KillarneyART162687I feel it is a great honor when readers share with me that they read my book, Sharavogue, and then describe the parts that affected them most. In a few cases it has actually sent a chill up my spine because, well, it is every writer's dream that her writing will be enjoyed and will actually touch someone. In that sense, it is really a dream come true. People ask all sorts of questions, but several have told me they'd be interested in learning about my writing process. I'm flattered, and a little embarrassed. I've been less than methodical in my research, so probably not a good model. But, everyone has their story, right? So in honor of my new friend Joan Butler, today I'm starting a series of posts about just that. I'm expecting it to be about 10 or 12 posts, and will gladly take questions from readers to cover a specific topic.
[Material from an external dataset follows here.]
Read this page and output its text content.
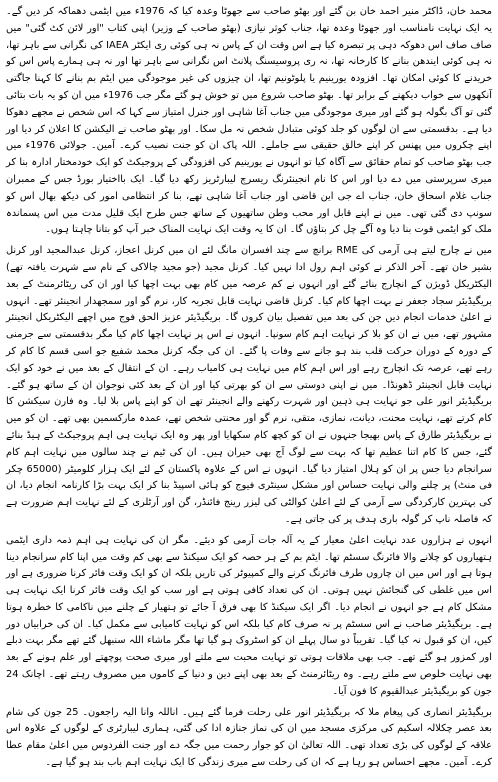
محمد خان، ڈاکٹر منیر احمد خان بن گئے اور بھٹو صاحب سے جھوٹا وعدہ کیا کہ 1976ء میں ایٹمی دھماکہ کر دیں گے۔ یہ ایک نہایت نامناسب اور جھوٹا وعدہ تھا، جناب کوثر نیازی (بھٹو صاحب کے وزیر) اپنی کتاب "اور لائن کٹ گئی" میں صاف صاف اس دھوکہ دہی پر تبصرہ کیا ہے اس وقت ان کے پاس نہ ہی کوئی ری ایکٹر IAEA کی نگرانی سے باہر تھا، نہ ہی کوئی ایندھن بنانے کا کارخانہ تھا، نہ ری پروسیسنگ پلانٹ اس نگرانی سے باہر تھا اور نہ ہی ہمارے پاس اس کو خریدنے کا کوئی امکان تھا۔ افزودہ یورینیم یا پلوٹونیم تھا، ان چیزوں کی غیر موجودگی میں ایٹم بم بنانے کا کہنا جاگتی آنکھوں سے خواب دیکھنے کے برابر تھا۔ بھٹو صاحب شروع میں تو خوش ہو گئے مگر جب 1976ء میں ان کو یہ بات بتائی گئی تو آگ بگولہ ہو گئے اور میری موجودگی میں جناب آغا شاہی اور جنرل امتیاز سے کہا کہ اس شخص نے مجھے دھوکا دیا ہے۔ بدقسمتی سے ان لوگوں کو جلد کوئی متبادل شخص نہ مل سکا۔ اور بھٹو صاحب نے الیکشن کا اعلان کر دیا اور اپنے چکروں میں پھنس کر اپنے خالق حقیقی سے جاملے۔ اللہ پاک ان کو جنت نصیب کرے۔ آمین۔ جولائی 1976ء میں جب بھٹو صاحب کو تمام حقائق سے آگاہ کیا تو انہوں نے یورینیم کی افزودگی کے پروجیکٹ کو ایک خودمختار ادارہ بنا کر میری سرپرستی میں دے دیا اور اس کا نام انجینئرنگ ریسرچ لیبارٹریز رکھ دیا گیا۔ ایک بااختیار بورڈ جس کے ممبران جناب غلام اسحاق خان، جناب اے جی این قاضی اور جناب آغا شاہی تھے، بنا کر انتظامی امور کی دیکھ بھال اس کو سونپ دی گئی تھی۔ میں نے اپنے قابل اور محب وطن ساتھیوں کے ساتھ جس طرح ایک قلیل مدت میں اس پسماندہ ملک کو ایٹمی قوت بنا دیا وہ آگے چل کر بتاؤں گا۔ ان کا یہ وقت ایک نہایت المناک خبر آپ کو بتانا چاہتا ہوں۔

میں نے چارج لیتے ہی آرمی کی RME برانچ سے چند افسران مانگ لئے ان میں کرنل اعجاز، کرنل عبدالمجید اور کرنل بشیر خان تھے۔ آخر الذکر نے کوئی اہم رول ادا نہیں کیا۔ کرنل مجید (جو مجید چالاکی کے نام سے شہرت یافتہ تھے) الیکٹریکل ڈویژن کے انچارج بنائے گئے اور انہوں نے کم عرصہ میں کام بھی بہت اچھا کیا اور ان کی ریٹائرمنٹ کے بعد بریگیڈیئر سجاد جعفر نے بہت اچھا کام کیا۔ کرنل قاضی نہایت قابل تجربہ کار، نرم گو اور سمجھدار انجینئر تھے۔ انہوں نے اعلیٰ خدمات انجام دیں جن کی بعد میں تفصیل بیان کروں گا۔ بریگیڈیئر عزیز الحق فوج میں اچھے الیکٹریکل انجینئر مشہور تھے، میں نے ان کو بلا کر نہایت اہم کام سونپا۔ انہوں نے اس پر نہایت اچھا کام کیا مگر بدقسمتی سے جرمنی کے دورہ کے دوران حرکت قلب بند ہو جانے سے وفات پا گئے۔ ان کی جگہ کرنل محمد شفیع جو اسی قسم کا کام کر رہے تھے، عرصہ تک انچارج رہے اور اس اہم کام میں نہایت ہی کامیاب رہے۔ ان کے انتقال کے بعد میں نے خود کو ایک نہایت قابل انجینئر ڈھونڈا۔ میں نے اپنی دوستی سے ان کو بھرتی کیا اور ان کے بعد کئی نوجوان ان کے ساتھ ہو گئے۔ بریگیڈیئر انور علی جو نہایت ہی ذہین اور شہرت رکھنے والے انجینئر تھے ان کو اپنے پاس بلا لیا۔ وہ فارن سیکشن کا کام کرتے تھے، نہایت محنت، دیانت، نمازی، متقی، نرم گو اور محنتی شخص تھے، عمدہ مارکسمین بھی تھے۔ ان کو میں نے بریگیڈیئر طارق کے پاس بھیجا جنہوں نے ان کو کچھ کام سکھایا اور پھر وہ ایک نہایت ہی اہم پروجیکٹ کے ہیڈ بنائے گئے، جس کا کام اتنا عظیم تھا کہ بہت سے لوگ آج بھی حیران ہیں۔ ان کی ٹیم نے چند سالوں میں نہایت اہم کام سرانجام دیا جس پر ان کو ہلال امتیاز دیا گیا۔ انہوں نے اس کے علاوہ پاکستان کے لئے ایک ہزار کلومیٹر (65000 چکر فی منٹ) پر چلنے والی نہایت حساس اور مشکل سینٹری فیوج کو ہائی اسپیڈ بنا کر ایک بہت بڑا کارنامہ انجام دیا، ان کی بہترین کارکردگی سے آرمی کے لئے اعلیٰ کوالٹی کی لیزر رینج فائنڈر، گن اور آرٹلری کے لئے نہایت اہم ضرورت ہے کہ فاصلہ ناپ کر گولہ باری ہدف پر کی جاتی ہے۔

انہوں نے ہزاروں عدد نہایت اعلیٰ معیار کے یہ آلہ جات آرمی کو دیئے۔ مگر ان کی نہایت ہی اہم ذمہ داری ایٹمی ہتھیاروں کو چلانے والا فائرنگ سسٹم تھا۔ ایٹم بم کے ہر حصہ کو ایک سیکنڈ سے بھی کم وقت میں اپنا کام سرانجام دینا ہوتا ہے اور اس میں ان چاروں طرف فائرنگ کرنے والے کمپیوٹر کی تاریں بلکہ ان کو ایک وقت فائر کرنا ضروری ہے اور اس میں غلطی کی گنجائش نہیں ہوتی۔ ان کی تعداد کافی ہوتی ہے اور سب کو ایک وقت فائر کرنا ایک نہایت ہی مشکل کام ہے جو انہوں نے انجام دیا۔ اگر ایک سیکنڈ کا بھی فرق آ جائے تو ہتھیار کے چلنے میں ناکامی کا خطرہ ہوتا ہے۔ بریگیڈیئر صاحب نے اس سسٹم پر نہ صرف کام کیا بلکہ اس کو نہایت کامیابی سے مکمل کیا۔ ان کی خرابیاں دور کیں، ان کو قبول نہ کیا گیا۔ تقریباً دو سال پہلے ان کو اسٹروک ہو گیا تھا مگر ماشاء اللہ سنبھل گئے تھے مگر بہت دبلے اور کمزور ہو گئے تھے۔ جب بھی ملاقات ہوتی تو نہایت محبت سے ملتے اور میری صحت پوچھتے اور علم ہونے کے بعد بھی نہایت خلوص سے ملتے رہے۔ وہ ریٹائرمنٹ کے بعد بھی اپنے دین و دنیا کے کاموں میں مصروف رہتے تھے۔ اچانک 24 جون کو بریگیڈیئر عبدالقیوم کا فون آیا۔

بریگیڈیئر انصاری کی پیغام ملا کہ بریگیڈیئر انور علی رحلت فرما گئے ہیں۔ اناللہ وانا الیہ راجعون۔ 25 جون کی شام بعد عصر چکلالہ اسکیم کی مرکزی مسجد میں ان کی نماز جنازہ ادا کی گئی، ہماری لیبارٹری کے لوگوں کے علاوہ اس علاقہ کے لوگوں کی بڑی تعداد تھی۔ اللہ تعالیٰ ان کو جوار رحمت میں جگہ دے اور جنت الفردوس میں اعلیٰ مقام عطا کرے۔ آمین۔ مجھے احساس ہو رہا ہے کہ ان کی رحلت سے میری زندگی کا ایک نہایت اہم باب بند ہو گیا ہے۔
This being first in the series, I'm starting at the beginning -- how I got started writing this book in the first place. So hold on to your jammies, here goes. We're going back. Way back:

I'd wanted to be a writer since I was a little kid. Alone in my bedroom, maybe 10 years old, I wrote little stories about dogs and squirrels and gave them to my mother to read (top secret, of course, because if my sisters had known about them they'd have teased me relentlessly). And Mother in Heaven forgive me, once I even had a story about a swan on a lake. (I know, it's been done...) My poor mother had to come listen to it accompanied by me on my ukelele (I thought the instrument was cute and had to have it, but never actually learned how to play it...). My father always called me "the dreamer." Little did he know.

In grade school and then college I continued my dreams. I dabbled in English, and then Education, until my roommate finally convinced me: If you want to write, study journalism! I did and have never regretted it, but in a way it distracted me from those stories. And my career drifted even further, from journalism to corporate communications, until I believed my stories were gone for good.

The last time I saw my father alive was in the fall of 1996. By then I was married and living in Seattle. I was visiting him in Florida. He took me to lunch and asked, "When are you going to start writing again?" I don't think he knew about the squirrel stories, but had always been proud of the newspaper ones. I shrugged and said I didn't know if I could write anymore. My writing was all bureaucratic now.

He said, quite simply, "You'll write when you're ready."

We lost him in March of the following year. It was almost exactly a year after his death that I was awakened from a deep sleep, as sure as if someone had shaken me, and a phrase was in my head: A snow path to Dingle. A snow path to Dingle -- a phrase so strong and nonsensical, it had to come from somewhere, for some reason, and it refused to leave. Hardly having any choice, I resolved to do some research to discover its meaning.

And, because I already loved historical fiction, and had twice visited Dingle in the west of Ireland to explore our family's Irish heritage, I felt I had a basic foundation and a clear place to start. And so I was off...on a real adventure.